Instant RSpec Test Driven Development How-to, by Charles Feduke, is another book in the Instant series published by Pakt Publishing designed to get the reader up and running quickly (Short, Fast, Focused). This book covers test driven development (TDD) using rspec with ruby and is designed for developers of all experience levels.
As a solutions architect who supports rails applications which are written with rspec tests, this book bridges a gap to give me more familiarity with the tests which are relied upon to validate application code.
While reading through this book I was able to quickly and easily get my environment setup with the appropriate gems and packages installed, as well as begin development on a basic application using test driven development. Charles walks the reader through creating a sample application and later on moving that into a rails application with ActiveRecord.
There were many examples throughout the book and it lends itself to following along with a shell window open beside the e-reader. I found myself wondering what some of the examples were doing at times but Charles always came through and explained them within a few pages to satisfy my curiousity. The presentation method in this book is to get you up and running and then explain things a bit later on. I’m sure those more familiar with ruby development would catch on a bit quicker.

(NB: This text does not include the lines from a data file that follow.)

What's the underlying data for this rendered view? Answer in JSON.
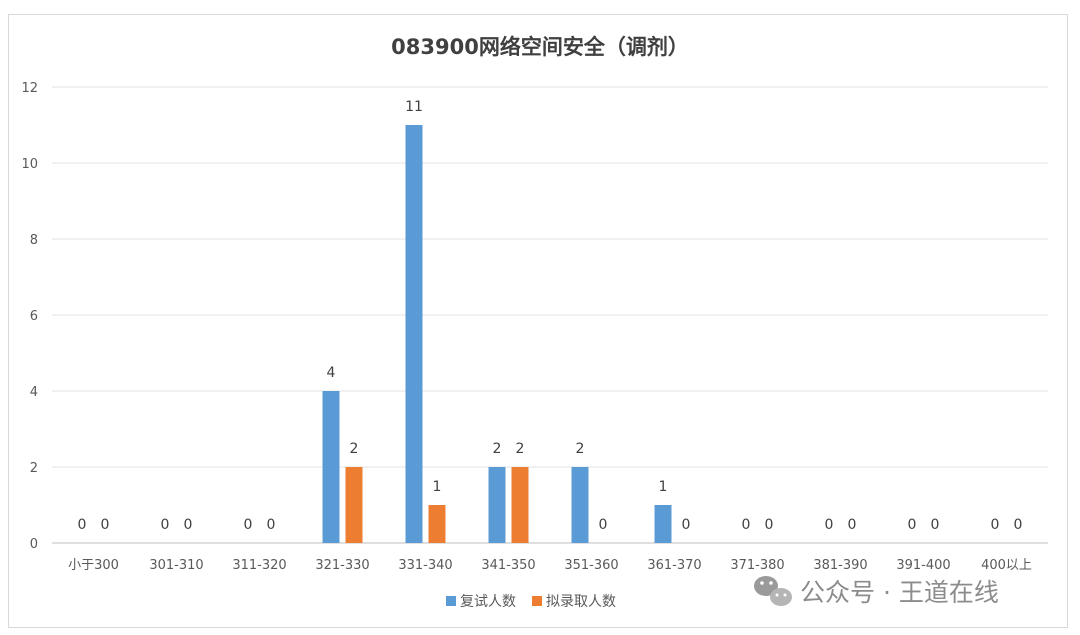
{
  "chart_data": {
    "type": "bar",
    "title": "083900网络空间安全（调剂）",
    "categories": [
      "小于300",
      "301-310",
      "311-320",
      "321-330",
      "331-340",
      "341-350",
      "351-360",
      "361-370",
      "371-380",
      "381-390",
      "391-400",
      "400以上"
    ],
    "series": [
      {
        "name": "复试人数",
        "color": "#5b9bd5",
        "values": [
          0,
          0,
          0,
          4,
          11,
          2,
          2,
          1,
          0,
          0,
          0,
          0
        ]
      },
      {
        "name": "拟录取人数",
        "color": "#ed7d31",
        "values": [
          0,
          0,
          0,
          2,
          1,
          2,
          0,
          0,
          0,
          0,
          0,
          0
        ]
      }
    ],
    "ylim": [
      0,
      12
    ],
    "yticks": [
      0,
      2,
      4,
      6,
      8,
      10,
      12
    ],
    "grid": true,
    "legend_position": "bottom",
    "data_labels": true
  },
  "watermark": {
    "text": "公众号 · 王道在线",
    "icon": "wechat-icon"
  }
}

While Charles does a great job in this book explaining code refactoring, creating concise code blocks, and giving great examples, he calls out a difference in mocking and stubbing but doesn’t really explain what this critical difference is in a way that I understood it. He also covers JSON validation and file uploads which seem required for every API lately.
The book ends with coverage of capybara for client side testing. This is a great end to the book as after you develop your application function it’s time to validate that the user experience is as expected.
Overall, this was a good read. I thought it was a bit above my level, as far as ruby experience goes, but a useful tool that I will reference and use in the future as I continue to work and learn on ruby/rails projects. Thanks, Charles, I look forward to seeing more in the future.